Sarebbe banale definirla una morte annunciata, quella di Amy Winehouse, trovata senza vita nella sua casa londinese il pomeriggio del 23 luglio, deceduta per un micidiale mix di alcool e droga.
Dei suoi problemi e dei suoi numerosi tentativi, falliti, di superarli, nessuno, neppure lei faceva mistero, anzi ha dedicato loro una canzone, la famosissima Rehab, che fa riferimento ai centri di riabilitazione molto frequentati dai vip vittime di pericolose dipendenze.
Banale sarebbe anche citarla come nuovo membro del maledetto club dei 27, al quale fanno parte musicisti e cantanti che, prima di lei, sono morti all’età di 27 anni. Il gruppo è tristemente numeroso, se si considera che ne fanno parte Janis Joplin, Jimi Hendrix, Jim Morrison, John Belushi, Kurt Kobain ed anche gli attori Heath Leadger e River Phoenix.
Benché tutto questo sia vero, cioè che la sua vita sia stata costellata da eccessi e pericolosi abusi, ci riesce difficile accostare l’aggettivo “banale” ad una stella come Amy Winehouse.
Niente lo era, in lei, a cominciare dalla voce, unica, calda e vagamente retrò, in grado di affrontare qualunque nota senza sforzo, ma che strideva con il suo aspetto esteriore, esagerato nel trucco e nella pettinatura. La potenza della sua capacità vocale sembrava quasi una magia, in confronto al suo corpo esile e minuto, messo a dura prova in passato dai disagi alimentari di anoressia e bulimia.
A giudicarla dall’aspetto, ci si sarebbe aspettati, da lei, canzoni aggressive e profondamente rock, per non dire punk, e invece le sonorità alle quali era più vicina, e che sapeva interpretare in maniera struggente, erano quelle dei migliori soul, rhythm and blues, jazz e rock and roll.
Come dimenticare la meravigliosa Back to black, oltre alla bellissima rivisitazione di Cupid?

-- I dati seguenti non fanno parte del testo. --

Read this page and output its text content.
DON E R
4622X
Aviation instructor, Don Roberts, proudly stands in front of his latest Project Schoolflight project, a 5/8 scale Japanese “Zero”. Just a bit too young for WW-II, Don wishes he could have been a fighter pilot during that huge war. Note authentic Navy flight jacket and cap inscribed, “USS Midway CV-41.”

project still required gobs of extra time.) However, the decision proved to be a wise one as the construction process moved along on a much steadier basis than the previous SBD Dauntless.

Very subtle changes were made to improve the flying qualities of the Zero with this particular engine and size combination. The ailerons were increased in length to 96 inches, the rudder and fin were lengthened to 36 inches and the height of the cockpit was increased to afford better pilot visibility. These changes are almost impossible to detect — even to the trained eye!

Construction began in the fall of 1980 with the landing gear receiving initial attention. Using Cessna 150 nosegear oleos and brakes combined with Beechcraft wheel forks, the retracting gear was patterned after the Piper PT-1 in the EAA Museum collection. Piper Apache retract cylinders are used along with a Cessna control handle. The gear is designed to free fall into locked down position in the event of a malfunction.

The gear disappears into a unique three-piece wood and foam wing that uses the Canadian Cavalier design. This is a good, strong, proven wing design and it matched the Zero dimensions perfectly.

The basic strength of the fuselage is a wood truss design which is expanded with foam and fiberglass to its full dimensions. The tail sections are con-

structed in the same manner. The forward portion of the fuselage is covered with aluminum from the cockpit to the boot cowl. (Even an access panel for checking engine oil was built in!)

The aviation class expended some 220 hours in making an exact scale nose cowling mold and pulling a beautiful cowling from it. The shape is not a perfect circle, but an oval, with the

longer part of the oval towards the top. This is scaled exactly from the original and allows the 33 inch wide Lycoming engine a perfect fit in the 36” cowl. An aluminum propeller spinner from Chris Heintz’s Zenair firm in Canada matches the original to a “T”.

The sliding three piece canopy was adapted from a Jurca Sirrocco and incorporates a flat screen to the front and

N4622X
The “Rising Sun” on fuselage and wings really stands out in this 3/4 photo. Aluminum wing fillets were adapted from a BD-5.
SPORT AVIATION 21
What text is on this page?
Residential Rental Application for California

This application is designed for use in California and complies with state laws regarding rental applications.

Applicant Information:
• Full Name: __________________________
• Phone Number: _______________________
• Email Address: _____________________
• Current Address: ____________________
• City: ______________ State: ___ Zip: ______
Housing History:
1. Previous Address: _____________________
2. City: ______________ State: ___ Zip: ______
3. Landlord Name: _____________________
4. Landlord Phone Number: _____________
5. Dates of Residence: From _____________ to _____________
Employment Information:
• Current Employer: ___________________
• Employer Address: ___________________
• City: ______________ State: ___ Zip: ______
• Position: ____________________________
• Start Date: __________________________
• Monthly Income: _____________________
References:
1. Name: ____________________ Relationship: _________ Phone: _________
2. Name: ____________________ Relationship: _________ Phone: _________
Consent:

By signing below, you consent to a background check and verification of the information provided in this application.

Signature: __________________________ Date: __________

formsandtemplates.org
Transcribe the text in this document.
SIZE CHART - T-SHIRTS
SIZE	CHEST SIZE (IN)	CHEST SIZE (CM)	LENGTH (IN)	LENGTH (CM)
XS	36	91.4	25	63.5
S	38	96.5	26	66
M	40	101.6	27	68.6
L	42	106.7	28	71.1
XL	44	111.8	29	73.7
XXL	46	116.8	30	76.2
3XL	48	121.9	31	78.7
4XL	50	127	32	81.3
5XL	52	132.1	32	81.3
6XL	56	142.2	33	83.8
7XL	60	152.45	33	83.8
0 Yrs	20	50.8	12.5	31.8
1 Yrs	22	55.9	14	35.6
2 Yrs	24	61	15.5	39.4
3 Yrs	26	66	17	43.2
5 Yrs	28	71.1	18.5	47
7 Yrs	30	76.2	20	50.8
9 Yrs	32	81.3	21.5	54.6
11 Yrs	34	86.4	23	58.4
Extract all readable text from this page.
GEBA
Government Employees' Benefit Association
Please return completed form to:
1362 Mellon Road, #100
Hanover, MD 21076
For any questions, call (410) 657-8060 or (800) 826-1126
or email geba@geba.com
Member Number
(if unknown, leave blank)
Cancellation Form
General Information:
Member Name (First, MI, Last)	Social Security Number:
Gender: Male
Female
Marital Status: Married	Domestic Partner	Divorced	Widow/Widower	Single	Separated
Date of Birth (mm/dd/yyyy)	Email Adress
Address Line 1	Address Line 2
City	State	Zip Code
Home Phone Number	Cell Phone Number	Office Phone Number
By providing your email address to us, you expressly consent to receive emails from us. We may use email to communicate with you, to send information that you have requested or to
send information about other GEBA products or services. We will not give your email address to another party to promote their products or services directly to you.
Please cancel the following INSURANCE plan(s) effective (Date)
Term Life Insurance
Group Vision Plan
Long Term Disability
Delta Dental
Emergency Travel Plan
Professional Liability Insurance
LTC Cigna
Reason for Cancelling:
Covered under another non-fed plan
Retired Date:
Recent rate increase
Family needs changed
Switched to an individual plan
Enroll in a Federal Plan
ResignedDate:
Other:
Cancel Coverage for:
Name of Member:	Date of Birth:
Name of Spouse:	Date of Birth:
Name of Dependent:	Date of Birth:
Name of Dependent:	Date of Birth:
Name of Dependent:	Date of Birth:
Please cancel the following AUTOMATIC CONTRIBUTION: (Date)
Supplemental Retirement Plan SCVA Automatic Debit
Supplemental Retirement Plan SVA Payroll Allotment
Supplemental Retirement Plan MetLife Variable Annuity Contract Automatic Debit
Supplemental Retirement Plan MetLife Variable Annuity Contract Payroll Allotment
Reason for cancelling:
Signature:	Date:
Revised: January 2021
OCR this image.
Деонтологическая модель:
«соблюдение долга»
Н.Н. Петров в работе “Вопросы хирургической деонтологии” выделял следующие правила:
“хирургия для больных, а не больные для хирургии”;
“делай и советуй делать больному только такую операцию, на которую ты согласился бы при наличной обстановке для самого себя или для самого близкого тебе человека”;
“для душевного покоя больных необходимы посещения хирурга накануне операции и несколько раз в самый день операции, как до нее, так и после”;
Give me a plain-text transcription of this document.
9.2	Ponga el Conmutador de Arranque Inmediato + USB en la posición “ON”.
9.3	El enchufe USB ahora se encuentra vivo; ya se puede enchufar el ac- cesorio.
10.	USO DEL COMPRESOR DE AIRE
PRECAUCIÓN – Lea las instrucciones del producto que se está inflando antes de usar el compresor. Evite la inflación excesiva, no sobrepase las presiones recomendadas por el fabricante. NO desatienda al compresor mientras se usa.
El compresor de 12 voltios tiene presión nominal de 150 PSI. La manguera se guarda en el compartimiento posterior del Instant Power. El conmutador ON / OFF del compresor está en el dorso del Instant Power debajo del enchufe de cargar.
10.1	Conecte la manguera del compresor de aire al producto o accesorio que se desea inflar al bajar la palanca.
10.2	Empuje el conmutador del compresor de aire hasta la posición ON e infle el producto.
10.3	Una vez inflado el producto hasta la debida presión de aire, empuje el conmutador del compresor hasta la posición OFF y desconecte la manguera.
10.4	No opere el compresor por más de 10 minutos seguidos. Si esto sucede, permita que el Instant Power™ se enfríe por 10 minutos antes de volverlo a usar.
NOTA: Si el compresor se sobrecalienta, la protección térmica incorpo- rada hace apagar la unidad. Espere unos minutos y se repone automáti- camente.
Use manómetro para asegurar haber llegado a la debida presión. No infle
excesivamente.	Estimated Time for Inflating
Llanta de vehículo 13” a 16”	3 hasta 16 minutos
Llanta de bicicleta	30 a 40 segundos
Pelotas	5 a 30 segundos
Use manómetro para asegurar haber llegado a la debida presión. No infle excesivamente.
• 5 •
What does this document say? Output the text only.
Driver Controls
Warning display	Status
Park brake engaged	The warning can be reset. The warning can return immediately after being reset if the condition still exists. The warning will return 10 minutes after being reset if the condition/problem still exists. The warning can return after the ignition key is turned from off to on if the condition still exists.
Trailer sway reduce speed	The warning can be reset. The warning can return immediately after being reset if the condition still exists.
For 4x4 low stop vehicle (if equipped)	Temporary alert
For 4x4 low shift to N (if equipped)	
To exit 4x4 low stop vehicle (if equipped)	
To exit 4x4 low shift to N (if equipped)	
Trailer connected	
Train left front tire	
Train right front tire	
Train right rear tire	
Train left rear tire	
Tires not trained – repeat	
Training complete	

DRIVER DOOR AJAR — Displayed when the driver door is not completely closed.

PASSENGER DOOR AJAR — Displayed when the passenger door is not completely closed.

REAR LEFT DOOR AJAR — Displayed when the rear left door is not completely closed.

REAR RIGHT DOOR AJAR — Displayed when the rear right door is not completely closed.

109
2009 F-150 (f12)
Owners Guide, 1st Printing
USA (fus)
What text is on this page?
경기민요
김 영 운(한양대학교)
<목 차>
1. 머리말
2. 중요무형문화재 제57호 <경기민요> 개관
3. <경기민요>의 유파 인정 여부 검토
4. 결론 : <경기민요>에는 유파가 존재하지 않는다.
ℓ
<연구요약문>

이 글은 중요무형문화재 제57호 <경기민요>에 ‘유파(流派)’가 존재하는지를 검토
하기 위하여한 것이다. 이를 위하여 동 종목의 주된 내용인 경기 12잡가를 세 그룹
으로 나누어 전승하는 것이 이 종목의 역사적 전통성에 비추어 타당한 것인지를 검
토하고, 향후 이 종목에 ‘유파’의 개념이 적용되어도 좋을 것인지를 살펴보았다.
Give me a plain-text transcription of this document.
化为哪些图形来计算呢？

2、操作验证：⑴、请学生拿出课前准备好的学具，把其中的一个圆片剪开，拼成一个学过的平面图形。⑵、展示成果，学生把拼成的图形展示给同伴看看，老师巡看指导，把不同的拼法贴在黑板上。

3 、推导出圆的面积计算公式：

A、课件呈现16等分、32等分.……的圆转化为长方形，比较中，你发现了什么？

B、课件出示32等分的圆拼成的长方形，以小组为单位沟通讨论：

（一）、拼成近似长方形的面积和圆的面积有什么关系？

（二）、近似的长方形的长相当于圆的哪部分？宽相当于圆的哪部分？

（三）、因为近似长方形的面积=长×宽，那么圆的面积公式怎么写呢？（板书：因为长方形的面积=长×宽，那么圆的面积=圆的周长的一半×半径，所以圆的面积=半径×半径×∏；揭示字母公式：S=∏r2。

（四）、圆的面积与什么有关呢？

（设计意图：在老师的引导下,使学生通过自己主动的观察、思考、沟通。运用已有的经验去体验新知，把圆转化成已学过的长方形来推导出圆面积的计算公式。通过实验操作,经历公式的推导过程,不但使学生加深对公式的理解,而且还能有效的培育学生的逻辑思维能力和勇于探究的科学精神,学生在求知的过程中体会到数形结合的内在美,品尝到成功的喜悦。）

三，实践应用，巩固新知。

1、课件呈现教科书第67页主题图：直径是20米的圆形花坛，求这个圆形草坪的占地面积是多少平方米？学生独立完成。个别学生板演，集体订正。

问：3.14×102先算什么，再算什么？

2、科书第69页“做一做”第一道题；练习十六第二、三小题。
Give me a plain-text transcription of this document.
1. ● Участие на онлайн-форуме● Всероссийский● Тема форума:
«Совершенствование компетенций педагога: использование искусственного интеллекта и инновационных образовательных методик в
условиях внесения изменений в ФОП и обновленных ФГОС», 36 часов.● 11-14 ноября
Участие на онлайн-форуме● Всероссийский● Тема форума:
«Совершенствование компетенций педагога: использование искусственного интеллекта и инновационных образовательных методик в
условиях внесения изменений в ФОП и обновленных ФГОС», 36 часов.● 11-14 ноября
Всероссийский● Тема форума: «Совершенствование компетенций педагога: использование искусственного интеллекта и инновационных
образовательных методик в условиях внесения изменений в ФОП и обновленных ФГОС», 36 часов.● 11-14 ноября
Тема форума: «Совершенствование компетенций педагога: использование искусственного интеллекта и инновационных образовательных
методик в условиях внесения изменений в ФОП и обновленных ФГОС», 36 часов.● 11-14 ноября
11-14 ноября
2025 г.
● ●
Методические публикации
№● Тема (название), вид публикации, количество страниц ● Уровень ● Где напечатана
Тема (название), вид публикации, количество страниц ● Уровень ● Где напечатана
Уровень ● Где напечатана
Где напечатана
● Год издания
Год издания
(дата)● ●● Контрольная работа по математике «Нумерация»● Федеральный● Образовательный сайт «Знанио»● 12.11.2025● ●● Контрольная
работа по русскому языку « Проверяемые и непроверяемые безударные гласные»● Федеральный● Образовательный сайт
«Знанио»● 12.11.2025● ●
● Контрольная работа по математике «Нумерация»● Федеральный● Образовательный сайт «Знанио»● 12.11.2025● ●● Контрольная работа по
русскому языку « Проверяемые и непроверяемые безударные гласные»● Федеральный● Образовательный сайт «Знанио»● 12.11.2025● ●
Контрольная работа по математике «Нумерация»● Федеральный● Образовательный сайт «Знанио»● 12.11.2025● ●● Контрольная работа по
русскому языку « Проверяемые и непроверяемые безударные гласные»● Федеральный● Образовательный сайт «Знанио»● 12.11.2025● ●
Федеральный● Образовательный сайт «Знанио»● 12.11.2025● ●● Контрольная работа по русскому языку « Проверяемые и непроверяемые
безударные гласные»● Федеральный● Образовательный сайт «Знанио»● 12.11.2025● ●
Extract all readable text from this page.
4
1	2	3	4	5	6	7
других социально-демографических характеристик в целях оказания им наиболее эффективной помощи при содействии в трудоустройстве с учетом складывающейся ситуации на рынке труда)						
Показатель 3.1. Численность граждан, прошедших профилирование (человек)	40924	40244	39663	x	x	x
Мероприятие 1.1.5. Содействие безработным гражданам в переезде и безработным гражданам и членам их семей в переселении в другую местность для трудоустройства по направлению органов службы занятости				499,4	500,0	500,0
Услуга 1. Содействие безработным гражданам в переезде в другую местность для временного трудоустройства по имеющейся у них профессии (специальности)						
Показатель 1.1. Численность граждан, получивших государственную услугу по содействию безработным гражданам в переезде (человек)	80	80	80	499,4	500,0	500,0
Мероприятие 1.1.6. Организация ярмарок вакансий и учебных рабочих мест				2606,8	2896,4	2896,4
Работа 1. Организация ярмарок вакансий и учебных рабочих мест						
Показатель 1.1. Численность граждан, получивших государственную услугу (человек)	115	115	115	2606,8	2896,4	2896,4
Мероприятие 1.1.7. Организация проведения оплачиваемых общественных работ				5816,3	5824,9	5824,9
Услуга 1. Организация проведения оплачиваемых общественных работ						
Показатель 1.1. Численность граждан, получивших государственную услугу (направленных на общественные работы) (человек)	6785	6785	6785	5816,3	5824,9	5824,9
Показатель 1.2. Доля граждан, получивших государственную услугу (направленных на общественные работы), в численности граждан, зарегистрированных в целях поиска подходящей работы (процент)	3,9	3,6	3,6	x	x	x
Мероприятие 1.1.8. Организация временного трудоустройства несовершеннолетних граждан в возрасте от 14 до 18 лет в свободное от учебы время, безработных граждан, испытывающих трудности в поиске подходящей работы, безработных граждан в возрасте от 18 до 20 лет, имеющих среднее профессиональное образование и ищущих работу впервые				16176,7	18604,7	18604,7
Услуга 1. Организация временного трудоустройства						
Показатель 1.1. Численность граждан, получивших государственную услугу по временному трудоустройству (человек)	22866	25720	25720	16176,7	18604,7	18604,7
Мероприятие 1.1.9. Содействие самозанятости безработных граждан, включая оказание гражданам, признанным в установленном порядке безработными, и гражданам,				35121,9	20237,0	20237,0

Appena comincia la musica, si aspetta con impazienza di essere avvolti dalle atmosfere di una volta, che lei sapeva creare apparentemente senza sforzo.
Probabilmente, invece, essere una star, o magari solo essere Amy, era troppo difficile per lei, ragazza fragile che si nascondeva sotto cerone, eye liner e tatuaggi. Avrebbe desiderato apparire forte ed invincibile, ma non lo era e le sue debolezze erano state immortalate in immagini e video che su internet spopolavano.
“Ecco Amy Winehouse che cade mentre si esibisce sul palco”, “Amy Winehouse troppo sbronza non si ricorda le parole delle sue canzoni”, “Sentite i fischi che le hanno riservato i fans al suo ultimo concerto”. E magari si pensava che non gliene importasse nulla, che su di lei tutto scivolasse come acqua fresca.
Sicuramente non è stato così per la fine della sua ultima relazione, quella con il regista Reg Traviss che, a quanto pare, ha segnato il definitivo ritorno di Amy ad un consumo pesante di droghe, il cui epilogo è stato scritto sabato.
Niente ha potuto fare sua madre, la quale, proprio venerdì sera, ha visto la figlia per l’ultima volta e ha intuito che il filo sul quale camminava da sempre si stava assottigliando in modo inesorabile ed inevitabile.
Se si tratta di un suicidio o di una overdose ancora non ci è dato sapere, ma il confine tra uno e l’altra è molto sottile, e l’eventuale responso non cambierebbe nulla di ciò che in queste ore è stato detto.
Non si trattava solo di una cantante di successo, ma di un’artista che aveva saputo imporsi sulla scena musicale britannica prima e mondiale poi grazie ad un talento innato che la poneva a livello delle più grandi star del passato, come Ella Fitzgerald, Mahalia Jackson e Aretha Franklin. Lei stessa aveva imparato ad amarle grazie a suo padre, musicista a sua volta, e a sua madre, appassionata anche di Carole King e James Taylor.
Era quindi un vero e proprio patrimonio che nessuno, a cominciare da lei stessa, ha saputo salvaguardare, ed ora che il sipario si è chiuso per sempre, possiamo solo lasciarsi trasportare, ancora ed ancora, dalla sua voce.